Imagine there is an investment where you can buy a $9m machine that generates $7m of cashflow a year for 3 years, after which the machine is worthless (so you depreciate the machine over 3 years). The NPAT each year is $2.8m ($7m gross profit less $3m depreciation less 30% tax). So in 3 years total NPAT is only $8.4m hence it's a terrible investment using your method of assessment.
But in reality, the investments yields a total cash of $17.4m over 3 years after paying tax of $3.6m, and it is absolutely worthwhile.
I am not saying MYX made a good investment. I am just pointing out that your method of assessment is wrong, and the calculation within your assessment is also wrong.
So put a buy order at 50 cents price with a hope it will not reach below that.
Dude, re-read what I wrote. The idea was to use some "crude" method to gauge an approximate ratio of EBITDA down to NPAT. I didn't say EBITDA was the same as Gross Profit. In fact, I said I was being generous and not do it...
It's not a crude method, it's just plain wrong. You used a margin of 20% when the real margin was 50%. You'd do yourself a huge favour if every now and then you just admit, like the rest of us, that you make mistakes.
Second, Teva's portfolio EBITDA was $US94.5m, or about $A120m.
For that Teva's NPAT to be at 50%, it'll be $60m after taking out the ITDA.
MYX paid Teva some $880... writing this all down in 15 years... that's amortisation at $880/15 = $58.67m a year.
Debt was also raised for the purchase [total expenses on the purchase adds to some $1B]. So interests and taxes will have to be paid... That will push the ITDA past the $60m [or 50%] mark.

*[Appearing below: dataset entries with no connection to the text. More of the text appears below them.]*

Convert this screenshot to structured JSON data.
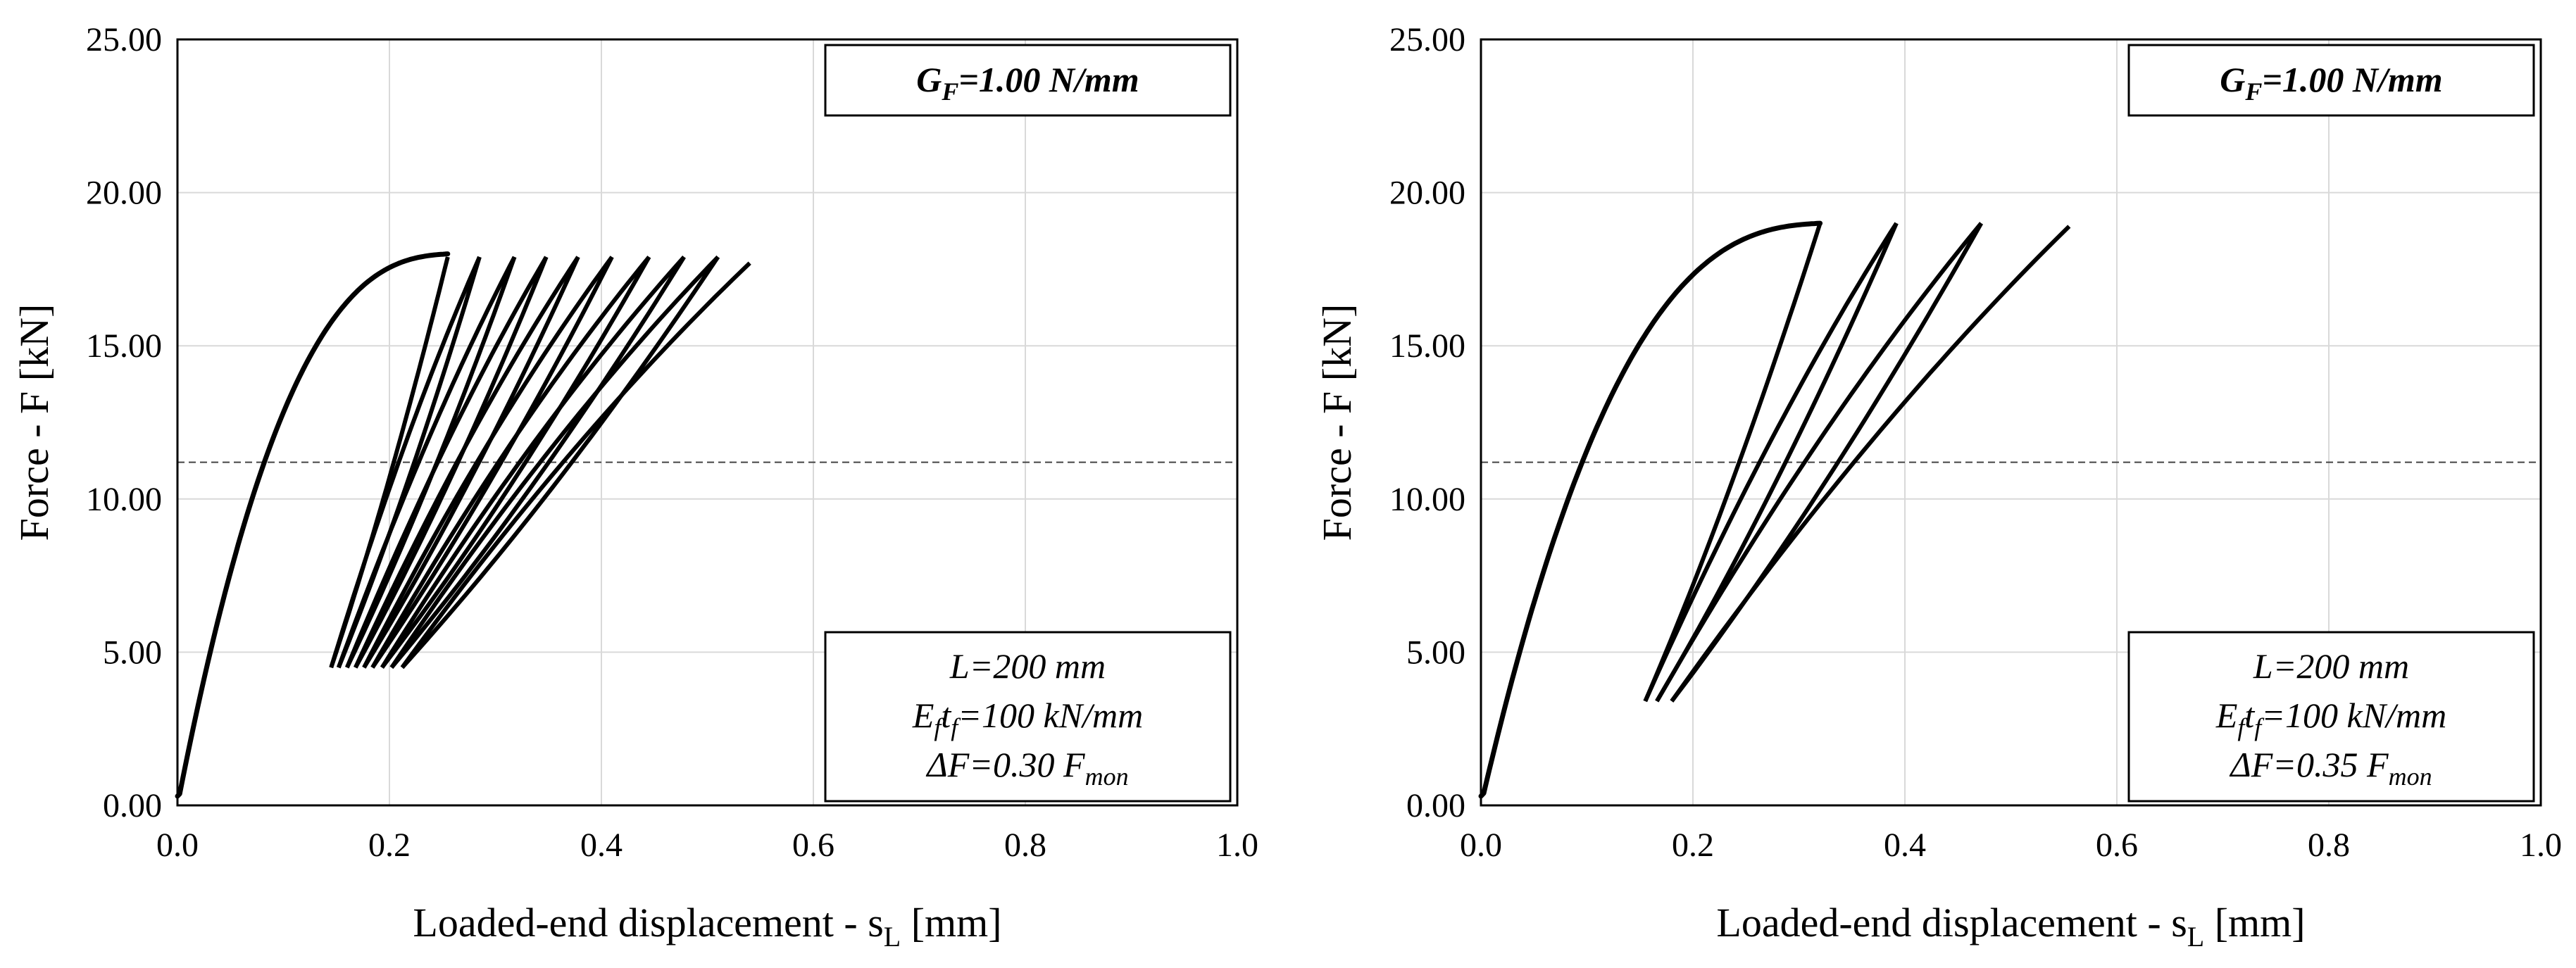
{
  "chart_data": [
    {
      "type": "line",
      "panel": "left",
      "xlabel_main": "Loaded-end displacement - s",
      "xlabel_sub": "L",
      "xlabel_unit": " [mm]",
      "ylabel": "Force - F [kN]",
      "xlim": [
        0,
        1.0
      ],
      "ylim": [
        0,
        25
      ],
      "xticks": [
        "0.0",
        "0.2",
        "0.4",
        "0.6",
        "0.8",
        "1.0"
      ],
      "yticks": [
        "0.00",
        "5.00",
        "10.00",
        "15.00",
        "20.00",
        "25.00"
      ],
      "grid": true,
      "reference_line_y": 11.2,
      "legend_top": {
        "prefix": "G",
        "sub": "F",
        "text": "=1.00 N/mm"
      },
      "legend_bottom": {
        "line1": "L=200 mm",
        "line2_a": "E",
        "line2_sub1": "f",
        "line2_b": "t",
        "line2_sub2": "f",
        "line2_c": "=100 kN/mm",
        "line3_a": "ΔF=0.30 F",
        "line3_sub": "mon"
      },
      "envelope": {
        "peak_force": 18.0,
        "peak_disp": 0.255,
        "end_disp": 0.54,
        "end_force": 17.7
      },
      "cycles": [
        {
          "peak_x": 0.255,
          "peak_y": 17.9,
          "min_x": 0.145,
          "min_y": 4.5
        },
        {
          "peak_x": 0.285,
          "peak_y": 17.9,
          "min_x": 0.152,
          "min_y": 4.5
        },
        {
          "peak_x": 0.318,
          "peak_y": 17.9,
          "min_x": 0.16,
          "min_y": 4.5
        },
        {
          "peak_x": 0.348,
          "peak_y": 17.9,
          "min_x": 0.168,
          "min_y": 4.5
        },
        {
          "peak_x": 0.378,
          "peak_y": 17.9,
          "min_x": 0.176,
          "min_y": 4.5
        },
        {
          "peak_x": 0.41,
          "peak_y": 17.9,
          "min_x": 0.184,
          "min_y": 4.5
        },
        {
          "peak_x": 0.445,
          "peak_y": 17.9,
          "min_x": 0.193,
          "min_y": 4.5
        },
        {
          "peak_x": 0.478,
          "peak_y": 17.9,
          "min_x": 0.202,
          "min_y": 4.5
        },
        {
          "peak_x": 0.51,
          "peak_y": 17.9,
          "min_x": 0.212,
          "min_y": 4.5
        }
      ]
    },
    {
      "type": "line",
      "panel": "right",
      "xlabel_main": "Loaded-end displacement - s",
      "xlabel_sub": "L",
      "xlabel_unit": " [mm]",
      "ylabel": "Force - F [kN]",
      "xlim": [
        0,
        1.0
      ],
      "ylim": [
        0,
        25
      ],
      "xticks": [
        "0.0",
        "0.2",
        "0.4",
        "0.6",
        "0.8",
        "1.0"
      ],
      "yticks": [
        "0.00",
        "5.00",
        "10.00",
        "15.00",
        "20.00",
        "25.00"
      ],
      "grid": true,
      "reference_line_y": 11.2,
      "legend_top": {
        "prefix": "G",
        "sub": "F",
        "text": "=1.00 N/mm"
      },
      "legend_bottom": {
        "line1": "L=200 mm",
        "line2_a": "E",
        "line2_sub1": "f",
        "line2_b": "t",
        "line2_sub2": "f",
        "line2_c": "=100 kN/mm",
        "line3_a": "ΔF=0.35 F",
        "line3_sub": "mon"
      },
      "envelope": {
        "peak_force": 19.0,
        "peak_disp": 0.32,
        "end_disp": 0.555,
        "end_force": 18.9
      },
      "cycles": [
        {
          "peak_x": 0.32,
          "peak_y": 19.0,
          "min_x": 0.155,
          "min_y": 3.4
        },
        {
          "peak_x": 0.392,
          "peak_y": 19.0,
          "min_x": 0.166,
          "min_y": 3.4
        },
        {
          "peak_x": 0.472,
          "peak_y": 19.0,
          "min_x": 0.18,
          "min_y": 3.4
        }
      ]
    }
  ]
}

So 50% NPAT from EBITDA is not possible.
If that purchased EBITDA falls to bottom at the same rate (it will be less, I assume, because of the purchased intangibles – but the amortisation around the customer contract stuff can be disregarded, imo)
You're not buying EBITDA, you're buying cashflow.
McLovin, I think there's enough discussion here for the readers to interpret the arguments and numbers... So I think it's best to reassess whether you want to engage with luutzu further (assuming you would like to remain sane).